Pharmazie


Diuretin

DIURETIN
 

 

 

   Im 19. Jahrhundert begann der Siegeszug der synthetischen Arzneimittel.

- 1875 das Pilocarpin aus dem Jaborandiblättern,

- 1891 das Digitonin aus dem Fingerhutblättern

- 1899 das Digitoxin.

Praktisch jede Pflanze, deren pharmakologische Wirkung z.T. schon Jahrhunderte lang bekannt war, wurde auf ihre Inhaltsstoffe untersucht.

 

Der nächste Schritt wurde gemacht, als vorhandene pflanzliche Inhaltsstoffe "verbessert" wurden, etwa indem die Löslichkeit oder auch ihre "Giftigkeit" verändert wurden. So konnte das schwer lösliche Theobromin als Natriumsalz mit salicylsaurem Natrium als "Diuretin" der Fa. Knoll 1895 und mit essigsaurem Natrium als "Agurin" 1901 von der Fa. Bayer in den Handel gebracht werden.

 

Zum Diuretin

1887 gelang Hans Christian Joachim GRAM (1853-1938), bekannt wegen der von ihm angegebenen bakteriologischen Färbung, in Kopenhagen die Synthese des Doppelsalzes. Das Theobromin löst sich mit großer Leichtigkeit in Alkalien unter Bildung von Alkalisalzen auf; das durch Lösen von Theobromin in Natronlauge entstehende Theobromin-Natrium vereinigt sich mit Natriumzitrat zu einem Doppelsalz, dem Theobromin-Natrium-Natriumsalicylat, welches unter dem Namen Diuretin in den Handel kam.

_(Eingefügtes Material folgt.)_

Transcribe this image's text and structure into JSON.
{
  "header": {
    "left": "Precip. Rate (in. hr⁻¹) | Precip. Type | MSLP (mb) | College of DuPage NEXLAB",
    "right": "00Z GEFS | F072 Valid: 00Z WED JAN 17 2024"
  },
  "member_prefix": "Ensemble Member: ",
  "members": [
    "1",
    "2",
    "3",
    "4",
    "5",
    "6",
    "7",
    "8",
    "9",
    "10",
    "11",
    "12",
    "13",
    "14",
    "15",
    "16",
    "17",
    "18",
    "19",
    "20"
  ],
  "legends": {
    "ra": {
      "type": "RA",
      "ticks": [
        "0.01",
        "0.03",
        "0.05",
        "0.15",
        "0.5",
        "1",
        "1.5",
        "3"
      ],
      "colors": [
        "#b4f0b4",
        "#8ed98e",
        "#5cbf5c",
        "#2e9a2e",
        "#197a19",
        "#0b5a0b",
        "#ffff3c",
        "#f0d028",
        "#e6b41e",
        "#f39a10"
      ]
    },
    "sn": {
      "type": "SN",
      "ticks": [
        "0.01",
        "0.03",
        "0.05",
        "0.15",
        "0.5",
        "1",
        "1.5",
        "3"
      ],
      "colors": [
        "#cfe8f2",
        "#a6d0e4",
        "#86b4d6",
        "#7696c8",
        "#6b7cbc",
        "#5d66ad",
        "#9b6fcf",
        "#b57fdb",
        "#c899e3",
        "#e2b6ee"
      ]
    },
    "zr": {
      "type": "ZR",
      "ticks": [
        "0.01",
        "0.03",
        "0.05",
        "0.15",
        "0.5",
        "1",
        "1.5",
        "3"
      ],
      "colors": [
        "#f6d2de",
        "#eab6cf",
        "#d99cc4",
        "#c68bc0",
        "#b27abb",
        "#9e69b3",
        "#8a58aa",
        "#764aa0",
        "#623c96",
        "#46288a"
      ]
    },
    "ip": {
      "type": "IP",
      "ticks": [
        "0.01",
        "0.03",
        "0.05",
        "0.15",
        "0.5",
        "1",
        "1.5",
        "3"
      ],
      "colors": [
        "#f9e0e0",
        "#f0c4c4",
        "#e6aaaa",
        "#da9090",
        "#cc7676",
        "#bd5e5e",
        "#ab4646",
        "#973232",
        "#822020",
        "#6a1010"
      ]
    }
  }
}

1889 empfahl er auf Grund der Arbeiten von v. SCHROEDER dessen Anwendung zur medizinischen Behandlung.

"The experiments of Schroeder reported in 1889, and confirmed by clinical observations made at Schroeder's suggestion, the same year by Gram, of Copenhagen, established the value of the alkaloid theobromine, a product of the seeds of Theobroma cacao, as a diuretic of great power, acting by direct stimulation of the renal epithelium and lacking in the unpleasant effects upon the nervous system, tinnitus, restlessness, insomnia and delirium, attributed to its homologue caffeine. Gram, after trial of many compounds, overcame the disadvantage of the insolubility of the alkaloid by forming, by combination with salicylate of sodium, a double salt, sodium-theobromine-salicylate, which should contain at least 46.5 per cent of the theobromine (Knoll's is said to contain 48 per cent.) and to which the name diuretin has been given. The therapeutic as well as commercial value depends upon its richness in theobromine. The compound occurs in the form of a white powder".

 

1891 begann mit der Markteinführung des „Diuretin-Knoll“ der Siegeszug einer in der modernen Medizin unentbehrlichen Medikamentenklasse, der Diuretika. Das weiße, amorphe, kristallinische Pulver - als Theobrominnatriosalizylat offizinell – war ein harntreibendes Mittel bei Wassersucht, Nieren und Herzkrankheiten. Während das im „Diuretin“ enthaltene Theobromin (Hauptalkaloid der Kakaobohne) heute keine therapeutische Bedeutung mehr besitzt, sind Substanzen wie Hydrochlorothiazid, Spironolacton und der Klassiker Lasix®.

 

Diuretin wurde vor allem als Diuretikum eingesetzt, aber auch bei Herzinsuffizzienz und bei Asthma. Vom Standpunkt der Urinausscheidung betrug die beste Dosis 50mg/kg KG, sollte möglichst viel Harnsäure ausgeschieden werden, so wurde 100mg/kg KG empfohlen. "Das Diuretin war sehr verbreitet, von 1895 bis 1932 war es das am meisten verwandte Theobrominderivat in Amerika, wohl auch in Europa. Insgesamt war es fast 70 Jahre lang auf dem Markt" (Cordula Schaarschmidt,  Theobromin zur Geschichte  und Gegenwart eines Wirkstoffs, These München 2008 S.61).

 

Exponat

Fläschchen mit Inhalt, in den USA vertrieben von der Importfirma des Chemikers Dr. Ernst August BILHUBER (1891-1973). Nach 3 Jahren Chemiestudium in Deutschland war der Princeton-Abgänger 1916 in die USA zurückgekehrt.